Eventually, the anger faded. The pain softened. And in 2005, after my second marriage failed, I reached for something bigger than myself. I reached for God. I joined a church. I studied scripture. I served. I ministered. I even pastored. For ten years, I walked the tightrope of Christian discipline, trying to understand my purpose.

By 2016, I had earned an associate’s degree in computer information systems, studied graphic design, and worked as a teacher's assistant. I had rebuilt parts of my life. But something still felt unfinished.

By 2018, I had drifted back into my past lifestyle and after a disagreement with my girlfriend left me homeless and moving in with a homie who was still using. Angry at my situation, I began to use again. Eventually, after being introduced to the dealer, I started dealing. The money came fast, but not easy. I built my own customer base, moved into my own apartment, invested in business ideas, created a music production studio, and financed a better lifestyle for my girlfriend and I.

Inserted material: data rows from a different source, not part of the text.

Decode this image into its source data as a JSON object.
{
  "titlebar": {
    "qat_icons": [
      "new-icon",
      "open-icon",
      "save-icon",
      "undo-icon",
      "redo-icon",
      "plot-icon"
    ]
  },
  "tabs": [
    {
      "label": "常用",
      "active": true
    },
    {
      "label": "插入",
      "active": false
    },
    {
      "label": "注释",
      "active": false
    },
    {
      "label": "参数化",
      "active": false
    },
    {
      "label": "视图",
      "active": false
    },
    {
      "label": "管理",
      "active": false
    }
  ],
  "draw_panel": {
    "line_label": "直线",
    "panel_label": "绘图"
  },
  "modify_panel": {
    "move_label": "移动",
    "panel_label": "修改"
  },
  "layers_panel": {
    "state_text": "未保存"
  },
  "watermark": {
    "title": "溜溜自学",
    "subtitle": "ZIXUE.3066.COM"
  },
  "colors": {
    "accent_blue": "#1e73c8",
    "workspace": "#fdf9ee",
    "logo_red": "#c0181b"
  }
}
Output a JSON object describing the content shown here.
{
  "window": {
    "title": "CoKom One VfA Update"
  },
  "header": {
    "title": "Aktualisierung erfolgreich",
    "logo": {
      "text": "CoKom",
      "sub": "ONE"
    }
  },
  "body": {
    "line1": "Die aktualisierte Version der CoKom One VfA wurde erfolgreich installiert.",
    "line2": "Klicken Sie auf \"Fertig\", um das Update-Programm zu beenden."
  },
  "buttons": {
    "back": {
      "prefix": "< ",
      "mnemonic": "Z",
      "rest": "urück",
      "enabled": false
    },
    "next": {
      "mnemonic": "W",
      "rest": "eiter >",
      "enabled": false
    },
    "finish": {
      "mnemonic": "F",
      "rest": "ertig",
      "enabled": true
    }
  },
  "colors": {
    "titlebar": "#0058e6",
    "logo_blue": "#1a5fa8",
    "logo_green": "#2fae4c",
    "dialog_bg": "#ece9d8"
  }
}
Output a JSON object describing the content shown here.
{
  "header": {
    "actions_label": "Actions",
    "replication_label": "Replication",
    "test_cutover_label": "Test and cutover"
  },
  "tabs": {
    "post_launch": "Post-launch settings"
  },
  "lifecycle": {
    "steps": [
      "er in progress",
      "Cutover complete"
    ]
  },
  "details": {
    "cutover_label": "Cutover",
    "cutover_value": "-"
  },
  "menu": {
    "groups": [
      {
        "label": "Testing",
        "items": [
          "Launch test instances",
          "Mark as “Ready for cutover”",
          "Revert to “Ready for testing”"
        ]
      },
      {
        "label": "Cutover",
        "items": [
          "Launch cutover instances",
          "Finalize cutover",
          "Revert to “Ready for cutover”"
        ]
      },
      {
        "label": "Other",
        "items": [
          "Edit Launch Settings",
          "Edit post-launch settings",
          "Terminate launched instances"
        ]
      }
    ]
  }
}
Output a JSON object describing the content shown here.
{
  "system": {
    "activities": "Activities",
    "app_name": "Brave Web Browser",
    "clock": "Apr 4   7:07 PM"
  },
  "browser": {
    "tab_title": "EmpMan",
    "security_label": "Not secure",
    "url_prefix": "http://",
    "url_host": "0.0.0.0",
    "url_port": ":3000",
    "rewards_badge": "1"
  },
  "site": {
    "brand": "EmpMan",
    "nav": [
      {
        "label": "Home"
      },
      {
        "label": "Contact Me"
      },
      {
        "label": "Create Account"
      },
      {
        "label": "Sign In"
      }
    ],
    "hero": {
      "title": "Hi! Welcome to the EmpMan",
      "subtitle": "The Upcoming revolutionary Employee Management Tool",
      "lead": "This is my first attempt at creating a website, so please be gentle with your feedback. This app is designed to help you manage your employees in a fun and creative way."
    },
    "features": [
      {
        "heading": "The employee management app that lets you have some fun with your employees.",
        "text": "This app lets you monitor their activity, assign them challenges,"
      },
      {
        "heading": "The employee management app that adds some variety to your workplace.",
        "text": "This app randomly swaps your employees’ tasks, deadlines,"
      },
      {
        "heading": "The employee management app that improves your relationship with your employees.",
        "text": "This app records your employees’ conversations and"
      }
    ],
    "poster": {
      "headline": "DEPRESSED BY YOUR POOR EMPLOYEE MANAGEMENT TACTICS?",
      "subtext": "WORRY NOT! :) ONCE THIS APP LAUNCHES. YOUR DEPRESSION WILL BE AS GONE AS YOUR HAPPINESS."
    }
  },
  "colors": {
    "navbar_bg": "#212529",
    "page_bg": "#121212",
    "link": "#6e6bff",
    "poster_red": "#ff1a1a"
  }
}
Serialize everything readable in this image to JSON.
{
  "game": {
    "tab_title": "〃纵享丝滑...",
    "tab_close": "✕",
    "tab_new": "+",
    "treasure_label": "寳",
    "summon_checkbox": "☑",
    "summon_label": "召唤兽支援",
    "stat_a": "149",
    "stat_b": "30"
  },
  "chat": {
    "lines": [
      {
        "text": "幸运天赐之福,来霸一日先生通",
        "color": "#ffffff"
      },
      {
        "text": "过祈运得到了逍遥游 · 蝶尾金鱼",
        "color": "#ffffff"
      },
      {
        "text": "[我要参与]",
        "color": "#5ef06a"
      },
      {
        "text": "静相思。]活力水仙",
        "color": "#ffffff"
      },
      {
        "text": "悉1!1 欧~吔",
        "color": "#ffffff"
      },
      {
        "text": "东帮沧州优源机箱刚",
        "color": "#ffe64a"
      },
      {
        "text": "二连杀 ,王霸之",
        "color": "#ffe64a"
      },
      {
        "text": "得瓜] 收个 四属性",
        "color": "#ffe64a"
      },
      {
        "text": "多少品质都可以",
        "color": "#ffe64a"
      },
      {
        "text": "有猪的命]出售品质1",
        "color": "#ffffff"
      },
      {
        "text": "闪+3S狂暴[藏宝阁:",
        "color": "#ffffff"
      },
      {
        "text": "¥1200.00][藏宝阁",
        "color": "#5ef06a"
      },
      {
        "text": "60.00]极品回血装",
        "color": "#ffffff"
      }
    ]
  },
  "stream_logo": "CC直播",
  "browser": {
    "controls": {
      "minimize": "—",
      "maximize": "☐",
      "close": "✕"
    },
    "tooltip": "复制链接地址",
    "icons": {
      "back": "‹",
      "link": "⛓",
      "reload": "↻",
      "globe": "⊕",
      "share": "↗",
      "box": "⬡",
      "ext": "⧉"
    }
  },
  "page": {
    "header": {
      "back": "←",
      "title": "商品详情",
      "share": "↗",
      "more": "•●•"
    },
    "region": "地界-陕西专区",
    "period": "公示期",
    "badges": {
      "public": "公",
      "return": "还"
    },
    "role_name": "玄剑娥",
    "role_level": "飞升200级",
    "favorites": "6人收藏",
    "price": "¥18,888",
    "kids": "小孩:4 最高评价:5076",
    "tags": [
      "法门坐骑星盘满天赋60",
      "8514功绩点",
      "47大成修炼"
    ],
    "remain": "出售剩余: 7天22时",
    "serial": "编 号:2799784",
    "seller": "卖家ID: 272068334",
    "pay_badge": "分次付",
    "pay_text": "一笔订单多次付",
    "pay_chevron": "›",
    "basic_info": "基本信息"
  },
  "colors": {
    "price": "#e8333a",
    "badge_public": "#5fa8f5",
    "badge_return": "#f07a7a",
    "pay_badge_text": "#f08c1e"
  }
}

But I didn’t like the life I had created. It went against everything I believed in. To dull my moral compass, I began using PCP again. I knew the consequences, but once again I ignored my best judgment and found myself in a real dilemma. I wanted out, but I didn’t know how. I had created something I no longer controlled.

I stopped using in July 2021. I prayed over and over again for a way out. That way out came in September. But the effects of PCP last long after the use stops, and I was living in a distorted reality, unable to make sense of the world around me. God intervened through an argument with my girlfriend that led to an arrest — and a plea agreement for diversion and drug treatment. After graduating from the program, I became a Peer Support Specialist and Addiction Counselor, eventually gaining employment at the very program that helped save my life.

And then I realized something: My purpose wasn’t hidden in the pages of a book. It was written in the pages of my life.

Everything I survived — the trauma, the substance abuse, the prisons, the injustice, the relapse, the recovery, the faith journey — all shaped me into someone who could help others climb out of the darkness I once called home.

Today, I work for the Los Angeles County Department of Mental Health as a Substance Abuse Counselor and Certified Medi‑Cal Peer Support Specialist. I'm here not as a man defined by his past, but as a man who transformed it into a roadmap for others.

I lived through hell.

I learned from it.

And now, I help others find their way out — because I lived.